Multi-Platform Data Fusion Enhances Nitrogen Management in Citrus Orchards

Researchers from Technion-Israel Institute of Technology have developed a novel approach to estimate canopy nitrogen content in citrus orchards using multispectral and temporal data from unmanned aerial vehicles (UAVs) and Sentinel-2 satellites. This method captures spatiotemporal variability across multiple citrus cultivars, aiming to enhance nitrogen use efficiency (NUE) while reducing environmental impact. The study, funded by the Center for Fertilization and Plant Nutrition, was conducted in commercial citrus plots in the Hefer Valley, Israel, and spanned two phases over three years.

Key Takeaways:

  • The research presents a novel approach to estimate canopy nitrogen content using UAV-satellite data fusion, which captures spatiotemporal variability across multiple citrus cultivars.
  • The integrated Random Forest (RF) model, which combined UAV-VIs, Sentinel-2 VIs, and SfM-derived structural data, achieved superior performance (R² = 0.80, RMSE = 0.17 kg/m²) compared to models relying solely on UAV-VIs or Sentinel-2 VIs.
  • CNC expressed as mass per tree demonstrated a strong positive correlation with yield (R² = 0.66), highlighting the relationship between nitrogen dynamics and orchard productivity.
  • The study provides compelling evidence for the potential of combining UAV and Sentinel-2 data to improve CNC estimation and its correlation with yield in citrus orchards.
  • The research contributes to advancements in precision agriculture by offering a scalable, data-driven framework to enhance nutrient management and support sustainable orchard practices.
  • The study was conducted in commercial citrus plots in the Hefer Valley, Israel, and spanned two phases, with the first phase focusing on four plots of the 'Newhall' cultivar and the second phase expanding to twelve additional plots featuring five different citrus cultivars.

Statistics:

  • Overall, the integrated RF model achieved an R² of 0.80 and an RMSE of 0.17 kg/m².
  • CNC expressed as mass per tree demonstrated a strong positive correlation with yield, with an R² of 0.66.
  • The study used UAV multispectral images and Sentinel-2 satellite images, with a total of six key steps involved in the methodology.
  • The researchers analyzed the relationship between CNC and yield to understand nitrogen dynamics and their impact on productivity.

Sources:

  • NewsRx.
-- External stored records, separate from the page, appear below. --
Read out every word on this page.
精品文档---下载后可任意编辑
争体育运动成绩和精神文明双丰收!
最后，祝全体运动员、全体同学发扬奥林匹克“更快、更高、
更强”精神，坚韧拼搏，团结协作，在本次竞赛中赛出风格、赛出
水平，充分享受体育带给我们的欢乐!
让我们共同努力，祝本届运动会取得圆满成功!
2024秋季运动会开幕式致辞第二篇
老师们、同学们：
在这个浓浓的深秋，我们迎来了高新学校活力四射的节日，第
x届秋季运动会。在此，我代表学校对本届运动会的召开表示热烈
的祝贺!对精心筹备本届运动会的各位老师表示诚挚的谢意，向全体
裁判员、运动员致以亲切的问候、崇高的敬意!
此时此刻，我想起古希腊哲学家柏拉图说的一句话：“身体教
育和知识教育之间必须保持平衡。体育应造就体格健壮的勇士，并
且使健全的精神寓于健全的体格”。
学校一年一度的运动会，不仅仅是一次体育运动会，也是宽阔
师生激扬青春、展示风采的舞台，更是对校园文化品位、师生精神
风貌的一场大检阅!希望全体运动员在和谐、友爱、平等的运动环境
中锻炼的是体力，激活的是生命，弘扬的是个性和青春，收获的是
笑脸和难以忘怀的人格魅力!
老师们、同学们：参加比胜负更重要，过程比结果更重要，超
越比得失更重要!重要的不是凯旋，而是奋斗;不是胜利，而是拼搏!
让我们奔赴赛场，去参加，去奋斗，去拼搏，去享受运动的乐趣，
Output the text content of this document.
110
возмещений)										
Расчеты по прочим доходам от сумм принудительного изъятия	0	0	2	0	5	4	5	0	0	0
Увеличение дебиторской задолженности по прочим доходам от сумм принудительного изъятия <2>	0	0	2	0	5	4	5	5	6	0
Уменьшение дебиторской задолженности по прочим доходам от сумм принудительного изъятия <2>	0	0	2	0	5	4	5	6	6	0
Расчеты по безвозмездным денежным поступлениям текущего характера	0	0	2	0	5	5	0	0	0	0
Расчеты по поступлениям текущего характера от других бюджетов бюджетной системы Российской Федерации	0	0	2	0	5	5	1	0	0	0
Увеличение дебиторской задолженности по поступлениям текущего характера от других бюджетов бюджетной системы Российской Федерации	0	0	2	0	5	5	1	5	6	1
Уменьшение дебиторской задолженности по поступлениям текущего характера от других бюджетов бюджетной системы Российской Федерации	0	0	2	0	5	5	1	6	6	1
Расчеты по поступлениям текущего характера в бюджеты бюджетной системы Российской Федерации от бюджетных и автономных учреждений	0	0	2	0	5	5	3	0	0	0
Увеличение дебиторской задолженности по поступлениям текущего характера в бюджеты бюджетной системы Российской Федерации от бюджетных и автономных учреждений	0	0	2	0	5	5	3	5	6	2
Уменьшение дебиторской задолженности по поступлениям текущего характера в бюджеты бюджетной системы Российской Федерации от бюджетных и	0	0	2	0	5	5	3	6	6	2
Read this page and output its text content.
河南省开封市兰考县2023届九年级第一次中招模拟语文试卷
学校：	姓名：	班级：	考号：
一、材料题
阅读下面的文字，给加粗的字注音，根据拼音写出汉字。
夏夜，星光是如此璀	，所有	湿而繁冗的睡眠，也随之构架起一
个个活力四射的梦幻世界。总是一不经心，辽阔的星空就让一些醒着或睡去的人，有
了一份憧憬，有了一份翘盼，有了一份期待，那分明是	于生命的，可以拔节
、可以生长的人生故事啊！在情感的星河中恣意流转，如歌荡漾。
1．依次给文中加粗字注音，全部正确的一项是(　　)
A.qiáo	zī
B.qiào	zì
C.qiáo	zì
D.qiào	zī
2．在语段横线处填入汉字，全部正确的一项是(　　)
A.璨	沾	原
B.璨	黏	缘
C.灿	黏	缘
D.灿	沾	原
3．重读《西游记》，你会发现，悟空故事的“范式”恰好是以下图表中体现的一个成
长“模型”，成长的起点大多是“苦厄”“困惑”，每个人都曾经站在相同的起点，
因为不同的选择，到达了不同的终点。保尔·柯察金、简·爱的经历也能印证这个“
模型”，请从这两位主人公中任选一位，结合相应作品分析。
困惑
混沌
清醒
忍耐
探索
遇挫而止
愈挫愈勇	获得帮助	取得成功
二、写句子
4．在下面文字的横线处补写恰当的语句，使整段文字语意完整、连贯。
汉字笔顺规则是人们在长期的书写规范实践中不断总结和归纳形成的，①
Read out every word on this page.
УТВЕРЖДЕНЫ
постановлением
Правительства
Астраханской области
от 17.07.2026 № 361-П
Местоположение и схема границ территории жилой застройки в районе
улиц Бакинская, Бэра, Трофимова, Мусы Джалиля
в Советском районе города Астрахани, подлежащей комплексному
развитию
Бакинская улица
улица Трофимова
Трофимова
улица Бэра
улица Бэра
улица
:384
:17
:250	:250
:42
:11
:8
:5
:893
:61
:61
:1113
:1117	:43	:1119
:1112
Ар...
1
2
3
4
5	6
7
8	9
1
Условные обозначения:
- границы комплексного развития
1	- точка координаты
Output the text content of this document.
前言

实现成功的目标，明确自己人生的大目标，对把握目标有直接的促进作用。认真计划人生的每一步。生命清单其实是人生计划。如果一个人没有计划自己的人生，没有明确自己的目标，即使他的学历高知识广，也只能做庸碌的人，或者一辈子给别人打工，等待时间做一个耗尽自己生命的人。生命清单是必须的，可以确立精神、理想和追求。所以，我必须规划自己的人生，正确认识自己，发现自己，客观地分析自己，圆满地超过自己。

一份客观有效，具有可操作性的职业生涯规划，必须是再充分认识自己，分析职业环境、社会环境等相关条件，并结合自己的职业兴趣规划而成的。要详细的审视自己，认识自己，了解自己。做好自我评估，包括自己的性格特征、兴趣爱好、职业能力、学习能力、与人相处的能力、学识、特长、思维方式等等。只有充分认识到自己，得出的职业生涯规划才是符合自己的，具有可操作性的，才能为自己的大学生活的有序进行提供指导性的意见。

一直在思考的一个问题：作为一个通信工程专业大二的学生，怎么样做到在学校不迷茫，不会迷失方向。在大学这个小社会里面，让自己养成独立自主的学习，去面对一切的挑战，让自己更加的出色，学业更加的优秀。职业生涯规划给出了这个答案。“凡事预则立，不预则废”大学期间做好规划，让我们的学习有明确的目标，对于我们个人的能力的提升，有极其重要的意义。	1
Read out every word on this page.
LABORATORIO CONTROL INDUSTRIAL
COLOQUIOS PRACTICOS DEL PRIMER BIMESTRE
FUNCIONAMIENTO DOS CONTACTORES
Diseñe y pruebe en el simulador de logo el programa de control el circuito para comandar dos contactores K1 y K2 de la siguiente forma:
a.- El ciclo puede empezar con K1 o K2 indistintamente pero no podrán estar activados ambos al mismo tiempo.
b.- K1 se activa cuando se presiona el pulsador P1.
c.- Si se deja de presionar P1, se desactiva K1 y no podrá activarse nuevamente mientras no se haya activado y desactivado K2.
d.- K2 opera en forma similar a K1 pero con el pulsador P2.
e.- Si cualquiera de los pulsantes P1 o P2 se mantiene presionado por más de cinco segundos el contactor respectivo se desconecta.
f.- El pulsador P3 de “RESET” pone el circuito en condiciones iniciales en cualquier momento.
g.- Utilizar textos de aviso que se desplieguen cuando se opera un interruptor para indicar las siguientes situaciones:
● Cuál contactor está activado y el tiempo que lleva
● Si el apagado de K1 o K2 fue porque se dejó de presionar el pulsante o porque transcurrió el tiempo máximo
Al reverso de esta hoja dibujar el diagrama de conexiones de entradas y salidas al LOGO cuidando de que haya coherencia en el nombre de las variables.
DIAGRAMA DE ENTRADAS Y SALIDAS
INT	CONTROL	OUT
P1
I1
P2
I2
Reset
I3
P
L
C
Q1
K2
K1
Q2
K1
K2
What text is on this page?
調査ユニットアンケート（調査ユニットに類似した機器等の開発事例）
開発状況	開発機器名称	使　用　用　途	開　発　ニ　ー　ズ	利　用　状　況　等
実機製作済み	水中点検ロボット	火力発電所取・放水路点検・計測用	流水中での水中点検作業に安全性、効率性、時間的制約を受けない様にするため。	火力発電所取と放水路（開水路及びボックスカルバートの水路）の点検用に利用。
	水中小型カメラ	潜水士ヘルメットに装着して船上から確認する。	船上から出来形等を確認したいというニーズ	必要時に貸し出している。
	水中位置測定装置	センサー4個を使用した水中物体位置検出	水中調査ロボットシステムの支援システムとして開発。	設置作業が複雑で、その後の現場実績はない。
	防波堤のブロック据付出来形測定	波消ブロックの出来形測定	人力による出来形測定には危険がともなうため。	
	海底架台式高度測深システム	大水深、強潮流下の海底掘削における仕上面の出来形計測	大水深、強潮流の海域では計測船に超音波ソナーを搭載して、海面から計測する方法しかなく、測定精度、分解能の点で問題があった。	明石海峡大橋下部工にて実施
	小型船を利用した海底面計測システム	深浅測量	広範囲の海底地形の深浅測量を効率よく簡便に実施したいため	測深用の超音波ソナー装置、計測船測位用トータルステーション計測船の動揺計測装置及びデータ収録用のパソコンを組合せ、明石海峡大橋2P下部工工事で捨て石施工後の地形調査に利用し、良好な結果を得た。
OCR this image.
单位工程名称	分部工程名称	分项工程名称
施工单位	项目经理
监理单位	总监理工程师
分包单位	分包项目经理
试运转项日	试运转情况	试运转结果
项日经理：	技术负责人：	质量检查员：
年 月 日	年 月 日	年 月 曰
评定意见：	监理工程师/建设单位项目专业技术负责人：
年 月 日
Researchers from Technion-Israel Institute of Technology Discuss Research in Sustainable Food and Agriculture (Multi-scale remote sensing for sustainable citrus farming: Predicting canopy nitrogen content using UAV-satellite data fusion). Ecology, Environment & Conservation. August 15, 2025; p 654.
  • Multi-scale remote sensing for sustainable citrus farming: Predicting canopy nitrogen content using UAV-satellite data fusion. Smart Agricultural Technology, 2025,11():100906.